«Chi fa mercanzia e non la conosca i suoi denari diventan mosca» e se lo dice un genio del Rinascimento, gli si può credere. Il suo nome è Luca Pacioli, soltanto che, siccome usava la penna per fare i conti anziché darsi da fare con pennello o scalpello, gli italiani che amano la matematica quanto il trapano del dentista, hanno preferito dimenticarselo. Eppure non è che dicesse stupidaggini, anzi. Si potrebbe ricordare che in tempi assai più recenti un altro italiano illustre, Luigi Einaudi, ha intitolato «Conoscere per deliberare» la più inutile delle sue Prediche inutili. Sommamente inutile perché noi italiani ci ostiniamo a prendere decisioni senza prima informarsi.
Luca Pacioli, toscano di Borgo Sansepolcro, ma per buona parte della sua vita attivo nella Venezia di fine Quattrocento, è l’uomo della partita doppia. È stato grazie a un suo libro che questa tecnica contabile si è diffusa viralmente prima al di qua e poi al di là delle Alpi, prendendo pure il nome di “metodo veneziano”. Ma non perché, sia ben chiaro, fosse stata inventata in riva al Canal Grande (e nemmeno a Genova o a Firenze, come liguri e toscani sostengono; invece non si sa dove sia nata esattamente) bensì perché il volume che l’ha fatta conoscere, De summa arithmetica, era stato pubblicato a Venezia nel 1494. Pacioli spiega che i conti vanno tenuti in ordine, e che per farlo è necessario usare il nuovo metodo contabile, altrimenti, nel disordine e nell’ignoranza, il denaro si volatilizza, «diventa mosca», per l’appunto.

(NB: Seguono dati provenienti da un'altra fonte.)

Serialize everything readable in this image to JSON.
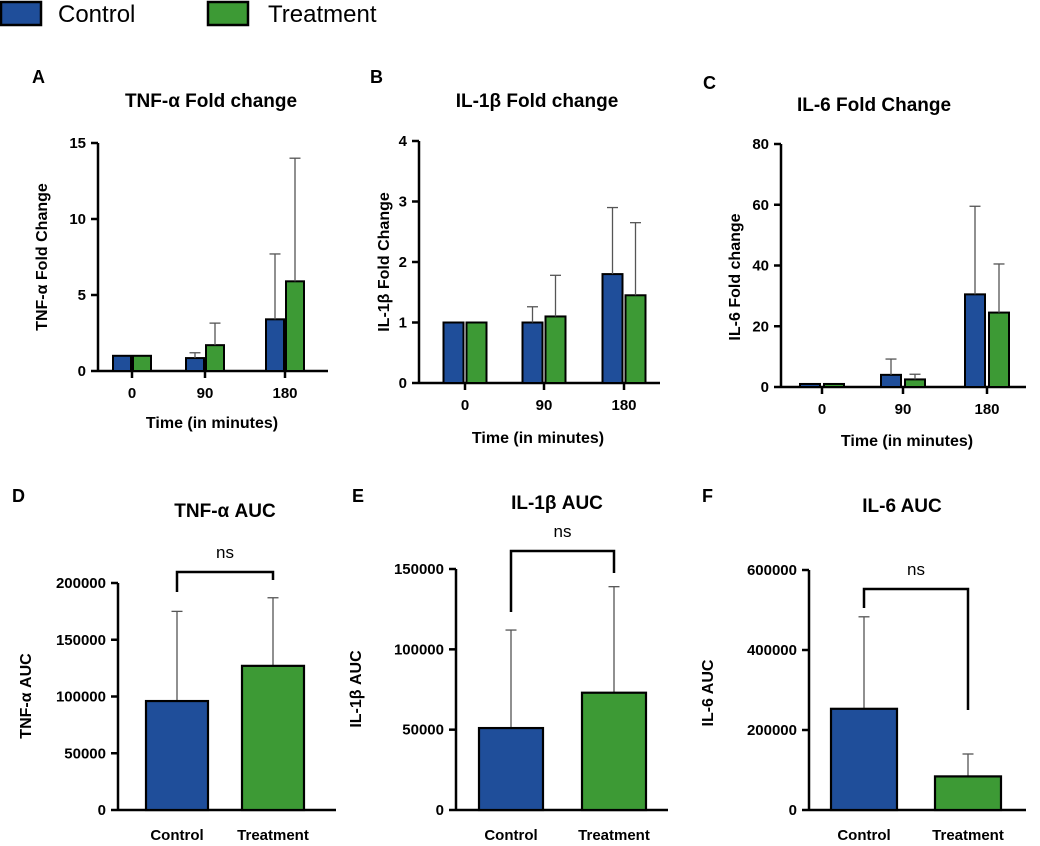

Ma il discorso si può allargare perché la partita doppia è uno strumento e l’opera di Pacioli vuol far conoscere tutti gli strumenti finanziari dei suoi tempi. La conoscenza paga. Accanto a questo libro fondamentale ve n’erano molti altri, utilizzatissimi dai mercanti e dai banchieri del rinascimento; si trattava dei cosiddetti manuali di mercatura. Servivano a conoscere i mercati e le loro diverse particolarità. Un mercante fiorentino (o genovese, o milanese) per operare con Bruges, nelle Fiandre, o con Alessandria d’Egitto doveva conoscere cosa si comprava e si vendeva in quelle piazze, cosa si produceva, i corsi del cambio con la valuta locale, e persino le unità di misura, che al tempo non erano universali, come oggi, ma variavano da luogo a luogo (una libbra veneziana non corrispondeva a una libbra napoletana). I manuali di mercatura insegnavano tutto questo, e anche altro. Così, per esempio, un manuale pubblicato a Venezia nel 1554 mostra su due pagine contrapposte come contare con le mani, apprendiamo che i mercanti dell’epoca indicavano i numeri non alzando le dita, come facciamo noi oggi, ma, al contrario, abbassandole. Si pongono anche un gran numero di problemi pratici («Una fusta va da Vinegia in Candia con remi 40 in giorni 18. Dimando in quanti dì la ditta fusta andrà con remi 36». La soluzione è venti giorni). Un altro manuale di mercatura, la Tariffa, di Bartolomeo Paxi, pubblicato a Venezia nel 1503 riprende per indicare le once un segno già usato dai mercanti toscani per simboleggiare l’anfora, altra e diversa unità di misura. Il simbolo @ successivamente transitato sulle tastiere delle macchine per scrivere, e quindi su quelle dei computer, sarà destinato a diventare mezzo millennio più tardi la celeberrima chiocciola di internet.
La conoscenza è tutto, non c’è finanza senza notizie. E non è affatto un caso che William Shakespeare, nel suo Mercante di Venezia faccia domandare a Solanio: «Allora, che notizie a Rialto?» Rialto era il cuore finanziario della maggiore potenza marittima dell’epoca, una sorta di Wall Street del Cinquecento. Ancora una volta, quindi, conoscere per deliberare.